Es tan marcado el sentimiento que llegamos a los extremos de hacer de nuestro excepcionalismo una marca de exportación a través de nuestro turismo. No soy sociólogo para atribuirlo a algún complejo de isla, pero está ahí como el calor y la humedad que nos rodea en este terruño en el medio del Mar Caribe.
Entendemos que nuestros problemas son excepcionales por lo que por lo general imaginamos sus soluciones como extraordinarias, y atribuimos tanto nuestros logros como nuestros fracasos a “cosas de dominicanos”.
Quizás algún día llegará el momento que despertemos a la realidad de que no somos especiales, que nuestras virtudes no son inauditas ni nuestros problemas y defectos tan insuperables, y quizás allí empecemos a trabajar en soluciones.
Los problemas del tránsito en nuestro país no se deben a que “los dominicanos no saben manejar como seres civilizados” o que haya algo especial en nuestro ADN que nos impida comprender las más simples reglas de conducir.
Nuestras ciudades siguen creciendo de forma desordenada, y en la medida en que las condiciones de vida vayan mejorando en el país y más personas puedan costearse un vehículo, menos aptas van a estar nuestras calles y avenidas construidas para el Santo Domingo de 1970 para manejar el flujo de vehículos, y menos racionales lucirán las señalizaciones puestas para condiciones que no aplican desde hace décadas.
No me cabe duda que podemos sustituir a los conductores dominicanos por suizos y tendríamos ineludiblemente el mismo problema, porque no se trata de nosotros sino de la mentalidad cortoplacista con la cual nuestra red vial fue diseñada y su falta de seguimiento.
Diariamente en el mundo se negocian trillones y trillones de dólares en los mercados internacionales, y existen montones de empresas con más de todo el PBI de la República Dominicana guardado en efectivo.
Pero tantas personas acá exhiben una voracidad para acaparar los pocos cheles que por aquí circulan, sin miramientos a legalidades o si quiera a las necesidades más básicas del prójimo, para luego ostentar de sus patéticas riquezas sobre las pilas de cenizas que dejan a su paso.
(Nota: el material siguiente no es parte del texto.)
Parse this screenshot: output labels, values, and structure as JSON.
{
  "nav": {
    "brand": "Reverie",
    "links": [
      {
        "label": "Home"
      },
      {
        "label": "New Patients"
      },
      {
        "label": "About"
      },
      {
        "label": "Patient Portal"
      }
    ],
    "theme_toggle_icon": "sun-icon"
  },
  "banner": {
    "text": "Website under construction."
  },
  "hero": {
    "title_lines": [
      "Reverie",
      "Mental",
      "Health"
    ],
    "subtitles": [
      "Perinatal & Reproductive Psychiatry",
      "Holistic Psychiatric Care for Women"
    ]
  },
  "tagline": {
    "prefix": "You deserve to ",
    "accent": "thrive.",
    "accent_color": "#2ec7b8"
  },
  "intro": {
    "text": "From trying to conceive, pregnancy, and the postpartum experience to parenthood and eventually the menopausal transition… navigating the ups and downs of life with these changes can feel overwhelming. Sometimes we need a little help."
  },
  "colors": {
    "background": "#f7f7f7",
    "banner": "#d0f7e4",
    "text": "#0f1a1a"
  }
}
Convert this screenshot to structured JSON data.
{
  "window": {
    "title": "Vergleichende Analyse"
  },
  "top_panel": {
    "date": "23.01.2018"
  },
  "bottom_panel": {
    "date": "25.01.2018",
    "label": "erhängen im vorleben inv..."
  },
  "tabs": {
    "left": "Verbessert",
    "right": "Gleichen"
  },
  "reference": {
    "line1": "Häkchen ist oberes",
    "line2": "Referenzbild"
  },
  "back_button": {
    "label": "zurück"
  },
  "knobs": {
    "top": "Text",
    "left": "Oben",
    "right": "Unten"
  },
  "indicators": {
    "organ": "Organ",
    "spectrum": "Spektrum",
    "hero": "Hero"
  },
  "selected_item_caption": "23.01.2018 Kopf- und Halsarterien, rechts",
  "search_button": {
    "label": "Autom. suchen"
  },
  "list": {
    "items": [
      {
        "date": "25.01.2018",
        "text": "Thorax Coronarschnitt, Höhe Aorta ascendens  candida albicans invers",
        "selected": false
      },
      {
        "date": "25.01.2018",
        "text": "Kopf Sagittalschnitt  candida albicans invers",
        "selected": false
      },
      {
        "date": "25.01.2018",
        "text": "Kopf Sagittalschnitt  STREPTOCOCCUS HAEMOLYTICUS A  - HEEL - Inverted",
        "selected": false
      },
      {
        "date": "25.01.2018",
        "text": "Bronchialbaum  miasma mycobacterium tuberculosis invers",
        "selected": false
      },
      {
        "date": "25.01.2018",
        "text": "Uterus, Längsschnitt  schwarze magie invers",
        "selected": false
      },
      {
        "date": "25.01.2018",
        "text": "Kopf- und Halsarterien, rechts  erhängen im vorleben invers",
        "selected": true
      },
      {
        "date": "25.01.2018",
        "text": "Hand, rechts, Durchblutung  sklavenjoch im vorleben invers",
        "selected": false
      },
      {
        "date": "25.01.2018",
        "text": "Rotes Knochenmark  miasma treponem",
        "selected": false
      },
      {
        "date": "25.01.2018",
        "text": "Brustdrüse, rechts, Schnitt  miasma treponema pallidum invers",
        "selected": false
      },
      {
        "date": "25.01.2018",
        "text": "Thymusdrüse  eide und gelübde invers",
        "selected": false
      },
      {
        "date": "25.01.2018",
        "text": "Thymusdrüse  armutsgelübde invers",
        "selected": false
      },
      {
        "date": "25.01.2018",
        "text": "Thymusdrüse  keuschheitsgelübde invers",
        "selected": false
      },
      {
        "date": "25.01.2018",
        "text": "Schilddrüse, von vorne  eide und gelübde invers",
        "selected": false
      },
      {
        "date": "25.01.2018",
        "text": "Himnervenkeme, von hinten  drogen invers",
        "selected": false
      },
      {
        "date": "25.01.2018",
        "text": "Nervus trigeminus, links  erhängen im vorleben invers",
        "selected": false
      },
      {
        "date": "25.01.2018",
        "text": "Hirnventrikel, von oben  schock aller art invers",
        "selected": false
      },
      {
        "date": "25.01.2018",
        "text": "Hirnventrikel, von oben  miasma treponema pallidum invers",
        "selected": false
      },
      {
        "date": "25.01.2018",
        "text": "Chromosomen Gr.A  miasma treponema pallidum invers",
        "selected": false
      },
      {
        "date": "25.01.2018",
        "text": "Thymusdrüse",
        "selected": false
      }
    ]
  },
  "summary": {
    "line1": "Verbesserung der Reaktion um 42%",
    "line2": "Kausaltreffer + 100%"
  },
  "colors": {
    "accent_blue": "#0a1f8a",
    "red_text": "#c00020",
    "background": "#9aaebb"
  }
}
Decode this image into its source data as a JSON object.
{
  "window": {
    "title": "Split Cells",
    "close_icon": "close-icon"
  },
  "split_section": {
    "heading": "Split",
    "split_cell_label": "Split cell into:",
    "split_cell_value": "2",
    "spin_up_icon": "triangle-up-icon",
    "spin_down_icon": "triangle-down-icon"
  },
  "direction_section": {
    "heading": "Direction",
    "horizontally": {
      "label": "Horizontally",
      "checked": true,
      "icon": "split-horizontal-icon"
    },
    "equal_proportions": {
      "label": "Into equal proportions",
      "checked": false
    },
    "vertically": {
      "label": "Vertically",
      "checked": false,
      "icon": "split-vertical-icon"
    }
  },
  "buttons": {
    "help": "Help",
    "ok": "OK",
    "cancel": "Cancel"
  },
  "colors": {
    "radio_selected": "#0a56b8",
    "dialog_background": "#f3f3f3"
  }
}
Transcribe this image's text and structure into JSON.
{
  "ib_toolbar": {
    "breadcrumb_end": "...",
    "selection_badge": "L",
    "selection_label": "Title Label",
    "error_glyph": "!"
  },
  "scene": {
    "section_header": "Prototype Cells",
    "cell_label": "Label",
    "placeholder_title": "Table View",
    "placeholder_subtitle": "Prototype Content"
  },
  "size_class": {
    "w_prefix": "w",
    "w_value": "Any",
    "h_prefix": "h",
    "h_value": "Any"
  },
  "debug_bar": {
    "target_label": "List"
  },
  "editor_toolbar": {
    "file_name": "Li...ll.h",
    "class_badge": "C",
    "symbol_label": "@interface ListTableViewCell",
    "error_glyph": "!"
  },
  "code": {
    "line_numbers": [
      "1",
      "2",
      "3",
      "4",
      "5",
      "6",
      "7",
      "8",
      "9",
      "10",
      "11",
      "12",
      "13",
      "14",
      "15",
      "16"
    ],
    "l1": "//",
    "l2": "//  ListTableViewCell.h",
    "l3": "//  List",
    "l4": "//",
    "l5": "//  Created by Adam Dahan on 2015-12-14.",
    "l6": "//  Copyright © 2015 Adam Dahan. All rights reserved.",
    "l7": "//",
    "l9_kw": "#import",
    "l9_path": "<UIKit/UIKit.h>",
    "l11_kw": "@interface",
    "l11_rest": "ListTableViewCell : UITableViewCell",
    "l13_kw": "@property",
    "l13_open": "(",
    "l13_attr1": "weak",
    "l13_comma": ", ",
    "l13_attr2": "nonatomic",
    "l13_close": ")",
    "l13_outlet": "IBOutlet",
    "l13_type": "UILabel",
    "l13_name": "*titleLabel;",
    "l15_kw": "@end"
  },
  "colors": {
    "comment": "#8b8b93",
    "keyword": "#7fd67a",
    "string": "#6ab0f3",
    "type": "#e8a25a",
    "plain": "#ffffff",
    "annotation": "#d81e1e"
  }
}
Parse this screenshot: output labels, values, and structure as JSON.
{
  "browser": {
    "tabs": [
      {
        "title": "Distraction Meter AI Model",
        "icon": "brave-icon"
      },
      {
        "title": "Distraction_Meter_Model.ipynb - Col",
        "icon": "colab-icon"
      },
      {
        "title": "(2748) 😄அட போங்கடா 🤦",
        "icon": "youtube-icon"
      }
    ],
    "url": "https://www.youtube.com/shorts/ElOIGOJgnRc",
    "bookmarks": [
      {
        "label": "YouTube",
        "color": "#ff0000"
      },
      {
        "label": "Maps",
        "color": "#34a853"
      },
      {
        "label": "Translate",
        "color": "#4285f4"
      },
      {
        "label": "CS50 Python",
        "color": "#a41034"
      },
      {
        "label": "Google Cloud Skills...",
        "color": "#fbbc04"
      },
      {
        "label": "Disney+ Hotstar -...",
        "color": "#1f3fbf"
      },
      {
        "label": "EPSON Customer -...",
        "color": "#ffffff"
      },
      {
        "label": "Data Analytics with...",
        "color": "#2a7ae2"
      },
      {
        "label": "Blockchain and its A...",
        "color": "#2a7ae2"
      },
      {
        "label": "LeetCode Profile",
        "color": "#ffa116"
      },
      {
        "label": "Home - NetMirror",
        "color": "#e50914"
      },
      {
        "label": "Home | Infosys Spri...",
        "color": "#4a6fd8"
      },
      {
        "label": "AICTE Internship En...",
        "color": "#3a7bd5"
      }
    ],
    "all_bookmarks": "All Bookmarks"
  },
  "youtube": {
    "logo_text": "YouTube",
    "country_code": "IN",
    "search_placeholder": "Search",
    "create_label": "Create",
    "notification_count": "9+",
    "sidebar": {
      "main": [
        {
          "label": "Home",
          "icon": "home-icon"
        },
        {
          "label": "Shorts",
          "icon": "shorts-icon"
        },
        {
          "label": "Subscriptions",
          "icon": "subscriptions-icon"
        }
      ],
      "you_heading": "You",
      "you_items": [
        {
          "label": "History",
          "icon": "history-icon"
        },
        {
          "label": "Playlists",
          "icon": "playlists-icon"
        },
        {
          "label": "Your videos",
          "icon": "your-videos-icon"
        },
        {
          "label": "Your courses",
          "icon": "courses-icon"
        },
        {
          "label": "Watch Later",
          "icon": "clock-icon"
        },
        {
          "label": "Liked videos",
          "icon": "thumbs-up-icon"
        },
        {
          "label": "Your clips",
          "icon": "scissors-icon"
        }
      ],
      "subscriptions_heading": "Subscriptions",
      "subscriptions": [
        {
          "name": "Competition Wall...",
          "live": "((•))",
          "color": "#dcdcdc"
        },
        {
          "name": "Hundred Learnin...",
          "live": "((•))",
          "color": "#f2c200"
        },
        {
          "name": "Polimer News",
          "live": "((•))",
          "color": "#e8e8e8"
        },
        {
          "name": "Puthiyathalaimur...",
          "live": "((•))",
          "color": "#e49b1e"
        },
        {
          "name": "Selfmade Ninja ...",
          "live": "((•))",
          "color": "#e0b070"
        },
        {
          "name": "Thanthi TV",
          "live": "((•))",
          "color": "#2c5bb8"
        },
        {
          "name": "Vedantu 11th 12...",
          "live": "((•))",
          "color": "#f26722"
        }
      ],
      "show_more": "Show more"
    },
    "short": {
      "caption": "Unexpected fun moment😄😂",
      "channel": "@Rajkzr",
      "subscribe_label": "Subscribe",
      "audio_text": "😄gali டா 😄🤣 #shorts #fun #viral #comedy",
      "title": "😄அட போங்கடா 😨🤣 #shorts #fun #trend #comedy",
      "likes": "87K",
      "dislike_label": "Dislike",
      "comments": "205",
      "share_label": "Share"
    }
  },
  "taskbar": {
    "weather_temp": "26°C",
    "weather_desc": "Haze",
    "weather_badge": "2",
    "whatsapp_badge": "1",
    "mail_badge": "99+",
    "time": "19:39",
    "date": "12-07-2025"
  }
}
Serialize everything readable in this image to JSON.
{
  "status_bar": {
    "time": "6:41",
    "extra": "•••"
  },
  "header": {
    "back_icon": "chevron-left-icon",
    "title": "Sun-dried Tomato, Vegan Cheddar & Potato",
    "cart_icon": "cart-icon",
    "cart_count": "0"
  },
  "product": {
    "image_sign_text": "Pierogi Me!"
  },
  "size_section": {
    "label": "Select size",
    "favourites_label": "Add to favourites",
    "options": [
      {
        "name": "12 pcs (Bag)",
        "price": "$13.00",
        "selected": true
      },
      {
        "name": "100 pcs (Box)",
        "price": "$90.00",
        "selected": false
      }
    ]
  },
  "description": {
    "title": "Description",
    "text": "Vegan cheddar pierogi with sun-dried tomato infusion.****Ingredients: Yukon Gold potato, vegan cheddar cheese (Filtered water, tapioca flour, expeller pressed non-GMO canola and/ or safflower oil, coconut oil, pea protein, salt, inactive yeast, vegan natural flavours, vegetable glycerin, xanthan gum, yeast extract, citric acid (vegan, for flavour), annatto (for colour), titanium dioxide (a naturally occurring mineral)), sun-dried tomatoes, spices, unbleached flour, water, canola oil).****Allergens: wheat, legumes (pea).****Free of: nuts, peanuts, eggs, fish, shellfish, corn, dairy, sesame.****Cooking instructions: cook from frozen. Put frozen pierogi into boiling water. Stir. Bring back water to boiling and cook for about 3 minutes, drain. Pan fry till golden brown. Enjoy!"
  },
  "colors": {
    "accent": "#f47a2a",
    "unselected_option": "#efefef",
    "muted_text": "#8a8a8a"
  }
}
Los dominicanos no “somos buenos” como bien lo puede atestiguar cualquier turista que es atracado en las salidas del aeropuerto, pero tampoco “somos malos” como lo demuestran millones de nuestros compatriotas que día y noche trabajan honestamente para mejorar sus condiciones de vida.
No somos excelentes, a pesar de lo que tratan de vender las auto-premiaciones que nos hacemos, pero no somos inservibles porque a pesar de todos nuestros tropiezos, de alguna forma hemos seguido avanzando.
La República Dominicana y los dominicanos no tenemos nada de especial por sobre ningún otro país o nacionalidad, somos al igual que el resto seres humanos; lo que es bueno.
Una vez aceptado ese hecho, quizás nos empecemos a dar la oportunidad para ser mejores.